Your unworn area is waxy, causing beading, but it's not beading very well, it's still slightly 'sticky'. Your worn area, however, is imperfectly clean & still has some kind of residue on it. This is causing really bad streaking. That's the dangerous bit.

Streaking on every wipe means you almost never get to see out of properly clear glass in the rain. If you were to squirt the windows on a dry day, then let the wipers pass over a few times, your vision would be impaired until the wipers stopped & the glass had chance to dry up. This is not a great thing when driving in the rain.

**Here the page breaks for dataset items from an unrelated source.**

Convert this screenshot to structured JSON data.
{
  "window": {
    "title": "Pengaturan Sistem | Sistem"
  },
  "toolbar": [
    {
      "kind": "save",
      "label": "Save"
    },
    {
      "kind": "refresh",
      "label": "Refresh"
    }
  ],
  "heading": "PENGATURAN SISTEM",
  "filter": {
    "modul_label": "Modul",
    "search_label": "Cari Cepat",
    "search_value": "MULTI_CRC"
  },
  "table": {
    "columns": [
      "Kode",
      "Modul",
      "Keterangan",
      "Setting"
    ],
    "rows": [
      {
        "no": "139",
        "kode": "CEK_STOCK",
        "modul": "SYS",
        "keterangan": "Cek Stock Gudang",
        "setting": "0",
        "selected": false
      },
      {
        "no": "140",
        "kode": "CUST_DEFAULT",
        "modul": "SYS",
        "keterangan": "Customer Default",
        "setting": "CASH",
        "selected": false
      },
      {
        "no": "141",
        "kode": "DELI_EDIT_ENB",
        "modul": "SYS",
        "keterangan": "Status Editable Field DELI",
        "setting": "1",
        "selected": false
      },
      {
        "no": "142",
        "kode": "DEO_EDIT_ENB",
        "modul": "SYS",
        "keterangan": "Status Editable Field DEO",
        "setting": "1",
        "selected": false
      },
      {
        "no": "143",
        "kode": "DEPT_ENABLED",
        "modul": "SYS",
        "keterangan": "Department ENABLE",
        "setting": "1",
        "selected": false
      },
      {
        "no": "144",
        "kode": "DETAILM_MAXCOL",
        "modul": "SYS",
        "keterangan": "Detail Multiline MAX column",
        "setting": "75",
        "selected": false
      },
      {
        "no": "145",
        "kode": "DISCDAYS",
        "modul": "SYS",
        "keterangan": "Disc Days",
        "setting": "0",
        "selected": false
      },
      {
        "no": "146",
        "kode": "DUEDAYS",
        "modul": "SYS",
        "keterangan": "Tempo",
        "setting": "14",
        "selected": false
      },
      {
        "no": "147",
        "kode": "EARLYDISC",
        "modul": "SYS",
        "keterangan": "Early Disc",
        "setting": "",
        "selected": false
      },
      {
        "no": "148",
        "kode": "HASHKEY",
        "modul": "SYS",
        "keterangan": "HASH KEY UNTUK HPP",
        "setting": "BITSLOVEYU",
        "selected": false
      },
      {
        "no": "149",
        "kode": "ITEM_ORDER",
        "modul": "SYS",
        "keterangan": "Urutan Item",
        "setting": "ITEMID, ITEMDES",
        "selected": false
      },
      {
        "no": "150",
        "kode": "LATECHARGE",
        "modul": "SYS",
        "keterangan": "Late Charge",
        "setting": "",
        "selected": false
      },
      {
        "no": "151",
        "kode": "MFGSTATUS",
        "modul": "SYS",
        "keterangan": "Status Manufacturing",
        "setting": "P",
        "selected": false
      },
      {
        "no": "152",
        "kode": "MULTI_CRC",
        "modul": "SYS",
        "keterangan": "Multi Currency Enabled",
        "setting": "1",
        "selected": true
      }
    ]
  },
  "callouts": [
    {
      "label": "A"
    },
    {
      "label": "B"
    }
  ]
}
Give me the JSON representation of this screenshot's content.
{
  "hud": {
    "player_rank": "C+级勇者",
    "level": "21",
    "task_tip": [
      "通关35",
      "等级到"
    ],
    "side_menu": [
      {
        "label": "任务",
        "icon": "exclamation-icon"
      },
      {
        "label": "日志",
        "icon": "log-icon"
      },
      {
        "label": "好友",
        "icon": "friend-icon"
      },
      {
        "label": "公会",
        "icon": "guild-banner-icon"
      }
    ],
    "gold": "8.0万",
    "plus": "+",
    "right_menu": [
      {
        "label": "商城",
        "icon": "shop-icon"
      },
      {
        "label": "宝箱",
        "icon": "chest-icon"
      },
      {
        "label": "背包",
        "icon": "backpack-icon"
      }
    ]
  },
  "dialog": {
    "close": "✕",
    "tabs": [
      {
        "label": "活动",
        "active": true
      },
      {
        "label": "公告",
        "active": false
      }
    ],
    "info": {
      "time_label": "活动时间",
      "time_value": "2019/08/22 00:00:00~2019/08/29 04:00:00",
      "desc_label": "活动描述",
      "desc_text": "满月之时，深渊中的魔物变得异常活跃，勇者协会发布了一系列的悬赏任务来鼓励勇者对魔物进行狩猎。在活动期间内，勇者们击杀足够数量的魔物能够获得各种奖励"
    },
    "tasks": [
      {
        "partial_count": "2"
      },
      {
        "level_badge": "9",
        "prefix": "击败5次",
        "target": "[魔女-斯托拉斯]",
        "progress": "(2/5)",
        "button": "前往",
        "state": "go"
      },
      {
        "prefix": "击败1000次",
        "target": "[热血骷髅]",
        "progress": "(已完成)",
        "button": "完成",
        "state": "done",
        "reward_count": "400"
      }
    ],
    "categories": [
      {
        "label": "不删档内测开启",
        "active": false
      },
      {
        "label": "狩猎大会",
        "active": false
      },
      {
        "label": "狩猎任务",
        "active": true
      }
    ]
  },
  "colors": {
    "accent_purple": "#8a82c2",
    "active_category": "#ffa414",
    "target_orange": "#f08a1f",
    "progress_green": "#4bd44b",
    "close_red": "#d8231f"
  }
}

The fix - & yes, this is a product recommendation, though feel free to try another brand, if you can find one.
Rain-X.
It's a water repellant, so at first sight it looks a bit like the effect you get if you get wax on your windows… but it's not. Wax on windows is bad news, Rain-X is good news. I'm honestly not sure what the difference is, but there definitely is one.
The new stuff cleans as well as adds the protective layer, so you can do it in one operation. I'd recommend, though, that especially for the front windscreen, you repeat the application two or three times over as many days. The older the windscreen - the more motorway miles it has on it - the more this multi-coating is necessary. It lasts maybe three to six months before re-application is necessary, depending on wiper usage. It will also be less likely for car wash wax to stick to it.

You will still see a difference between the wiper-polished & untouched areas of the screen, but it will be less pronounced.

You will also be able to see out at every wipe.